Life's Too Short (The Friend Zone #3)(79)
When my alarm clock went off Monday morning for work, I was already up, reading ALS case studies and pouring over medical journals in my office. I’d been up for hours. There was a manic energy to it, a frantic need to educate myself, to be able to present every angle to her, counter every point.
I argued for a living. I convinced juries of twelve that guilty men were innocent. And I couldn’t convince one woman to take life-extending medications or agree to a clinical trial to save herself. There had never been anything more important, and I’d never felt so incompetent. I felt like I was riding the edge of a mental breakdown, like I was living in a nightmare that I couldn’t wake up from, running to exhaustion because if I stopped moving, it would knock me down so hard I’d never get up.
Nothing would ever be as good again…
From this point on, I’d always be living in the shattered afterward of this disease. Even if by some miracle this thing with her hand wasn’t ALS, she could still get sick at any time, and if she did, she wouldn’t fight then either. We would never be free of it. And if she wouldn’t agree to fight it, then we’d never even have hope.
I wanted to go back to being blissfully ignorant. I wanted to forget.
I dragged myself to the bathroom and took a shower to go to work and then stood next to the bed, knotting my tie, looking down on her sleeping like I’d done last week.
So much had happened in seven days.
Last week my whole life had been perfect. Our future was bright and endless and there was nothing but possibility. I had everything. I had her. And I thought I’d always have her.
And this week she might be dying.
She’d asked me if she was my girlfriend, and I’d said that word didn’t do her justice. It still didn’t.
I wanted her with me for the rest of my life, not just the rest of hers. I never wanted to wake up another day without her next to me. And looking at her lying there, knowing that in a year she might be in the ground…

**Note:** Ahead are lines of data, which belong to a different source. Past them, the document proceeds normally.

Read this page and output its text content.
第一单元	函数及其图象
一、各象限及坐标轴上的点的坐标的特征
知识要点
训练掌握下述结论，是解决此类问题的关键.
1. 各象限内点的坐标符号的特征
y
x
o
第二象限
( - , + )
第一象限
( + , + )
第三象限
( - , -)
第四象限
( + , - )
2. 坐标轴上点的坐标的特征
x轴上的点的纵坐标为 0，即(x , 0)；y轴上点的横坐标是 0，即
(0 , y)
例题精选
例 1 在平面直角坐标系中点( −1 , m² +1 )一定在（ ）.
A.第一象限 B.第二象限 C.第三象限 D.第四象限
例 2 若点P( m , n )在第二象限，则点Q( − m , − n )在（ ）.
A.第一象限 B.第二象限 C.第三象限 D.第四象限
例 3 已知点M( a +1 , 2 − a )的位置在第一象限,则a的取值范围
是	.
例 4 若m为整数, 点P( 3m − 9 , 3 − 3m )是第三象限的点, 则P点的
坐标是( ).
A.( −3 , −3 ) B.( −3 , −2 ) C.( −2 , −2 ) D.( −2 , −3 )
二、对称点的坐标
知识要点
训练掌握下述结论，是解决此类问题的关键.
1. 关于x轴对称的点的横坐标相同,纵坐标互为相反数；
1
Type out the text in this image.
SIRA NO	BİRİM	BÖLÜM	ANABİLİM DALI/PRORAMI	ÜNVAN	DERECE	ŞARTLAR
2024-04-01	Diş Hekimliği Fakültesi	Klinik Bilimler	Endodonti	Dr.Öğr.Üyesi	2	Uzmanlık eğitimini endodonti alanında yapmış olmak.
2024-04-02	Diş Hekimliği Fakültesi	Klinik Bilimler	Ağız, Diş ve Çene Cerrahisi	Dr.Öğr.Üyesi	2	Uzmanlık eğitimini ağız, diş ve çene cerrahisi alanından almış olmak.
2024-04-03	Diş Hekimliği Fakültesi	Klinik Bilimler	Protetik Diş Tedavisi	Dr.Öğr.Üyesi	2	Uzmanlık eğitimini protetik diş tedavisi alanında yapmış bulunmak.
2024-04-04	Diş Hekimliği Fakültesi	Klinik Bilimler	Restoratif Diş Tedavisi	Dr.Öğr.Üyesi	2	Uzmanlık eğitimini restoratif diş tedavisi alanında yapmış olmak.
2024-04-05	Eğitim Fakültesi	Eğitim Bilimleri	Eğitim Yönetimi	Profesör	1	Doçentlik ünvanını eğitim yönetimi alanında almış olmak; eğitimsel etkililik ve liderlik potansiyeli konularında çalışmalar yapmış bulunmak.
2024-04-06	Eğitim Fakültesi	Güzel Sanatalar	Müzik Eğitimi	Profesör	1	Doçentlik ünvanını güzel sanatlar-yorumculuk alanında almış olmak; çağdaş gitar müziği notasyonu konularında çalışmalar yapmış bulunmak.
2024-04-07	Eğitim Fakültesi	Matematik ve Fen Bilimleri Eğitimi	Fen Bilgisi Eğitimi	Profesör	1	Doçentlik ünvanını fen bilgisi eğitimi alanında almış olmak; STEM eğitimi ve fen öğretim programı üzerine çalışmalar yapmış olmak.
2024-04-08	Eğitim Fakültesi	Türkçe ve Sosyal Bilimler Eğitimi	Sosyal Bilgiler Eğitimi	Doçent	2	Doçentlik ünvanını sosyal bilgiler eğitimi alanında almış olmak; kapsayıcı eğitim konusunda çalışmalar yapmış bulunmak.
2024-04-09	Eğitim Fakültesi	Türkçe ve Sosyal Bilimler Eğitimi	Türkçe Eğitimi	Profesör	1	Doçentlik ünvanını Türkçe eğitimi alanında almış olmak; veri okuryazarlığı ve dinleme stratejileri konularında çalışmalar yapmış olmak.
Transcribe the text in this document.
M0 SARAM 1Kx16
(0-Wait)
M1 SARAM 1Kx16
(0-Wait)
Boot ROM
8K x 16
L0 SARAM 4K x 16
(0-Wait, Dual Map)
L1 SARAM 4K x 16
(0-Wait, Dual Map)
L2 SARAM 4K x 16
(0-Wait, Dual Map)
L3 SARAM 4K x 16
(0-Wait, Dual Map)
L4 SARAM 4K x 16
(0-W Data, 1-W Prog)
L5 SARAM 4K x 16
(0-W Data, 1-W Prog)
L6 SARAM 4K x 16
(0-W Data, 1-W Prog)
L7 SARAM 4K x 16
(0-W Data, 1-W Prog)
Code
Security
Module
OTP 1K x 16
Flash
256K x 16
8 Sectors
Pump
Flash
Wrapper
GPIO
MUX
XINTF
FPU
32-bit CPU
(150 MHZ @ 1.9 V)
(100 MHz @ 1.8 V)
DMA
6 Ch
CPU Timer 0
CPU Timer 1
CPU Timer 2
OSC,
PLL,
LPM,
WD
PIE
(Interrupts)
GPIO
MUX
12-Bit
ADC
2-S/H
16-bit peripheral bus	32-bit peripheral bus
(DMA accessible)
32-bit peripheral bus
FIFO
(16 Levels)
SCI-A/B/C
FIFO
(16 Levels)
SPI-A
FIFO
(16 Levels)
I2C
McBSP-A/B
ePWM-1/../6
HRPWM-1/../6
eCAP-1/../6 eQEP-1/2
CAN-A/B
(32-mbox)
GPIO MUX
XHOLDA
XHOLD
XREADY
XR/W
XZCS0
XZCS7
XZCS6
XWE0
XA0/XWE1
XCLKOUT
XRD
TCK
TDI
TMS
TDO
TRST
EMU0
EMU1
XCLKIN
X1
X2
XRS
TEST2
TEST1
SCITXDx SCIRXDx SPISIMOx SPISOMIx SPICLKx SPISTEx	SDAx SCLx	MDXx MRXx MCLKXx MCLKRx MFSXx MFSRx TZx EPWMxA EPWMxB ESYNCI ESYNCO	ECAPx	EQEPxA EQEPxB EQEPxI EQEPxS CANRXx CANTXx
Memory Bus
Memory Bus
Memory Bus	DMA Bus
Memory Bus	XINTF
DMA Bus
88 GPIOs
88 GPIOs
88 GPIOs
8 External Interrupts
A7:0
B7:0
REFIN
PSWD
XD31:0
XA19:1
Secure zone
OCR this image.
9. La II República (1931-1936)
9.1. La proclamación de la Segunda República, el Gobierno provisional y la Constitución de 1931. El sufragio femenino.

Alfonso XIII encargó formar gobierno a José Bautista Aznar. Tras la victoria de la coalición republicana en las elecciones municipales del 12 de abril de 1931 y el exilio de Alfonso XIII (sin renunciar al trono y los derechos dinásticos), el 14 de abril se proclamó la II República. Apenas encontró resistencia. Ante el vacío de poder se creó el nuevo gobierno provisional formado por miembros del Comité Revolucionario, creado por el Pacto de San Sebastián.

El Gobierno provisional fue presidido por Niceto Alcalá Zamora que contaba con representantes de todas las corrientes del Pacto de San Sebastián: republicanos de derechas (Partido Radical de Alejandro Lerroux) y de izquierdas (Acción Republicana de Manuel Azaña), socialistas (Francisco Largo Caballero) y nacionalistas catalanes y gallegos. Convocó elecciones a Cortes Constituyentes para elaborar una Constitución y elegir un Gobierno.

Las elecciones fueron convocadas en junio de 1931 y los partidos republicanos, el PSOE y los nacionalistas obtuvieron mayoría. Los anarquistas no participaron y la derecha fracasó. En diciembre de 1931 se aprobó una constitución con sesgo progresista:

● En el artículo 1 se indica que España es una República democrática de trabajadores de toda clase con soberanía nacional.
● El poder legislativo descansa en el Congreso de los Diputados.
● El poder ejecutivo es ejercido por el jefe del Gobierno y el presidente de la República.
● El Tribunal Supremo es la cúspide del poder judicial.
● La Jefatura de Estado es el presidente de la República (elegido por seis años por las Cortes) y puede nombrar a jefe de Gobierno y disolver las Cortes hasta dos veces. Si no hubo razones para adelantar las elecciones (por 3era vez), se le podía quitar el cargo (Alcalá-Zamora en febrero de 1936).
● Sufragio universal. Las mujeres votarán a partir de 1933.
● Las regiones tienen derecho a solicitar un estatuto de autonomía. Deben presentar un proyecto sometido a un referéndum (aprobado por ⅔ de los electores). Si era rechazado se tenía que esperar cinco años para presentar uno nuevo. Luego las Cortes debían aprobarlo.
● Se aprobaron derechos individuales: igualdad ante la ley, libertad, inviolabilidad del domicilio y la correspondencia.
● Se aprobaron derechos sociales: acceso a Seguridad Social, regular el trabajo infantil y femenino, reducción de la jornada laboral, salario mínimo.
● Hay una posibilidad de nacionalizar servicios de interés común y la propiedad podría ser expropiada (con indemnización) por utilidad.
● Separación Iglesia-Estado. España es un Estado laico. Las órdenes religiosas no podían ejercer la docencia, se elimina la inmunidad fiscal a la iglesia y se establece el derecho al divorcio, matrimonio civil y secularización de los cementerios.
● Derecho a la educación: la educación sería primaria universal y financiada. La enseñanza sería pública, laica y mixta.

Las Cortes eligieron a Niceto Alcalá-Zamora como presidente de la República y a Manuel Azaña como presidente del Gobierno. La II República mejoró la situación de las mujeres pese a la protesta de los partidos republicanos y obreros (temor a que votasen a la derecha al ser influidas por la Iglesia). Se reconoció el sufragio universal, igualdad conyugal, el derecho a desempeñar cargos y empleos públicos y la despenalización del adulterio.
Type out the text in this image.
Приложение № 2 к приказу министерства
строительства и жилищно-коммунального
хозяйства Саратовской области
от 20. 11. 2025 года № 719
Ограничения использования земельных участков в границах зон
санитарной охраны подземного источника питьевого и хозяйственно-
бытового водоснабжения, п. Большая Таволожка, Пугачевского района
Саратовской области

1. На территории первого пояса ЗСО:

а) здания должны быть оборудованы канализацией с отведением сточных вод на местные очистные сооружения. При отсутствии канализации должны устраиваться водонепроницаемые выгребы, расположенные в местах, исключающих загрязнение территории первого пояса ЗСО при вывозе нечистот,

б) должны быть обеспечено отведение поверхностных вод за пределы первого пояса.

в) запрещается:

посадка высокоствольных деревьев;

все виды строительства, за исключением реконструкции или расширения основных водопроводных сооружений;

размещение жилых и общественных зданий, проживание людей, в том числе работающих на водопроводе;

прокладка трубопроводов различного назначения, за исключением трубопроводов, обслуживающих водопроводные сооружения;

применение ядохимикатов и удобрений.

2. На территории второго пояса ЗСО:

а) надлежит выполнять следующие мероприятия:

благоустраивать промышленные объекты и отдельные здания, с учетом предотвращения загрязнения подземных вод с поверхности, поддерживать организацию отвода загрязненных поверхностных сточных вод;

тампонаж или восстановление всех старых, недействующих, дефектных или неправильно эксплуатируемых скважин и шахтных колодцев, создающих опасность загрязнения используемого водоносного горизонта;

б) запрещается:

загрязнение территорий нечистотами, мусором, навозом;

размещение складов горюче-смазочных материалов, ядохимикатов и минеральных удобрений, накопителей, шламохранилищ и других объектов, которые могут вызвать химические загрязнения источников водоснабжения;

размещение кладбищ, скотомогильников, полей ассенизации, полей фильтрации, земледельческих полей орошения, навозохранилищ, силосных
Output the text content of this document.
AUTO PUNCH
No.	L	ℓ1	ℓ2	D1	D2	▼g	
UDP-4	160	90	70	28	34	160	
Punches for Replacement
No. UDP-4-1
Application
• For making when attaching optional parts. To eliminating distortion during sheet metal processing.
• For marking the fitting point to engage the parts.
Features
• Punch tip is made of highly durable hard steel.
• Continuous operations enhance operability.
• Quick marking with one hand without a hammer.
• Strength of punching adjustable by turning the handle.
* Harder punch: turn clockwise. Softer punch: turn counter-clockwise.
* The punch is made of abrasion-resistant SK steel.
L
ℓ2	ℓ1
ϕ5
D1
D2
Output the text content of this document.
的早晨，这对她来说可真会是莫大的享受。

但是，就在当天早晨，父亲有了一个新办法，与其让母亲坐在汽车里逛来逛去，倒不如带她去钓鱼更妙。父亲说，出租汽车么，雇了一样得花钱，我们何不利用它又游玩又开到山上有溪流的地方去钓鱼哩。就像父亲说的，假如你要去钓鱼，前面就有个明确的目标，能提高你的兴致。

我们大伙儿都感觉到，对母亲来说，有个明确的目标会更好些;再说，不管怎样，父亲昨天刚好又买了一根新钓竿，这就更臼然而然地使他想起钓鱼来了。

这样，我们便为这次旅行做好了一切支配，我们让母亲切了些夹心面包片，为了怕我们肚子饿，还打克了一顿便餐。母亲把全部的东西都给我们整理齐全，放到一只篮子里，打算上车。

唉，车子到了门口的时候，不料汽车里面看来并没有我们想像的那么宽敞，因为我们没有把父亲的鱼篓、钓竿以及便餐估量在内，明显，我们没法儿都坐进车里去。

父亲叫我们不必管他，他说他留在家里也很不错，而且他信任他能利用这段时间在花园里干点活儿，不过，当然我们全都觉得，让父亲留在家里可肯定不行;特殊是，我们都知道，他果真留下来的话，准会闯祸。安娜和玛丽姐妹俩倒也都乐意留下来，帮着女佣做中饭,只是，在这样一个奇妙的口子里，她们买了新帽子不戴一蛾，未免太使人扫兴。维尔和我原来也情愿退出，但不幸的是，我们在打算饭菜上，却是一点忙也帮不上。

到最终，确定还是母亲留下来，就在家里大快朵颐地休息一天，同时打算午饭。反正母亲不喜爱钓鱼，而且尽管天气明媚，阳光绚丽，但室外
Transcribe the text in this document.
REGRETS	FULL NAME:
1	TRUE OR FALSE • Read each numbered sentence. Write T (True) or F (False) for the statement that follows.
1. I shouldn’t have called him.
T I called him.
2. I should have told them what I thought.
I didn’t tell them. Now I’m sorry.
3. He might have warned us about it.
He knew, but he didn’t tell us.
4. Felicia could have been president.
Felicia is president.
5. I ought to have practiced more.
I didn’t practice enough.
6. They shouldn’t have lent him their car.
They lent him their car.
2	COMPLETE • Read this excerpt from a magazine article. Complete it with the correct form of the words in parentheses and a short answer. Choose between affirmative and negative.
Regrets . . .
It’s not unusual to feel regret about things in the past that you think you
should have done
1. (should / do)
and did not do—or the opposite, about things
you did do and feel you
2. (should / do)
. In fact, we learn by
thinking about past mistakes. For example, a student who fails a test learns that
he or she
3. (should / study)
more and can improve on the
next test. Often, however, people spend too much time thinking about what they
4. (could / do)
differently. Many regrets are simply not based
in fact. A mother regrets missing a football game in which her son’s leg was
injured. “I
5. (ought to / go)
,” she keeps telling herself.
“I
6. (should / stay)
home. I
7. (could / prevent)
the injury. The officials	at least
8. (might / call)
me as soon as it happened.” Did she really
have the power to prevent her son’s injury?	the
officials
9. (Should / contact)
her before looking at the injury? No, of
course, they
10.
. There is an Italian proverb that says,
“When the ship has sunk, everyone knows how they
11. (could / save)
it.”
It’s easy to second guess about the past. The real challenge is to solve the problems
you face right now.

My throat got tight and that wave of helplessness crashed over me again, that thick shallow breathing that came with a panic attack fluttered at the edges.
My happiest moments might be measured in months, not years. And I knew that I should be cherishing every second with her, but I couldn’t stop looking at the sun. I couldn’t. It was careening toward the Earth, and I was angry because she wouldn’t try to stop it.
I turned and sat on the edge of the bed and put my face in my hands.
I didn’t realize she was awake until she spoke from behind me. “Are you okay?” she whispered.
I dragged a hand down my beard and stared wearily ahead. I didn’t answer her.
“Adrian, you won’t have to take care of me, if that’s what you’re worried about. I’ll have nurses and aides and we can—”
I shook my head. “I don’t care if I have to take care of you, Vanessa. That’s not even the fucking…” I couldn’t finish.
It didn’t matter to me if I had to spend the rest of my life in service to her. I didn’t give a shit. I just wanted her here.
I put my face back into my hands.
“Do you regret me?” she said into the darkness.
I turned around and looked down at her deep brown eyes peering up at me. “What?”
“Do you wish you never met me?”
I shook my head at her, my voice thick. “How can you ask me that?”
“I didn’t mean to mislead you. I didn’t mean for you to have feelings for me under false pretenses and have the rug pulled out from underneath you. I thought you knew…”
Her voice cracked. She draped an arm over her face and then she started to cry.
I climbed into the bed in my suit and tie, and pulled her to me. I wrapped her in my body and held her like she might vanish.
She gasped through tears, and I kissed her.
It was desperate. Frantic. Like this kiss could somehow make her change her mind, give me more time or just make me fucking forget. And she must have wanted that too because she kissed me back.
I wanted to overwhelm my senses. I wanted to overwhelm hers. I wanted to scream that I loved her, beg her to give me something, some say in what was going to happen. I would make a deal with the devil, sell my soul, if it could save her. But nothing I could do would heal her broken genes. Nothing could undo it or turn back the clock. Time was the only thing that would give us the answers, and it was our enemy.
Her kisses got more urgent. She reached for my zipper and I tugged down her underwear. Her hands fumbled to undo my shirt, but her fingers couldn’t do it. I sat up and ripped it open, buttons raining over her and bouncing from the headboard. I whipped off my belt and she grabbed my tie and yanked me back on top of her, pushing my pants down, wrapping her legs around my waist.
The sex was frenzied. Raw. I felt tears squeeze from my eyes as I thrust inside her and she pulled me in like I couldn’t get deep enough.
She was everything. Everything. I’d found the one thing that was limitless. I’d found the love that poets wrote about.
Only it was a tragedy.
She gasped under me and her back arched and I was right behind her. Then we just lay there, panting at the ceiling, tangled in each other.
“Don’t you ever think I regret you,” I whispered. “I could never regret you. I would trade fates with you if I could. I’d give anything.”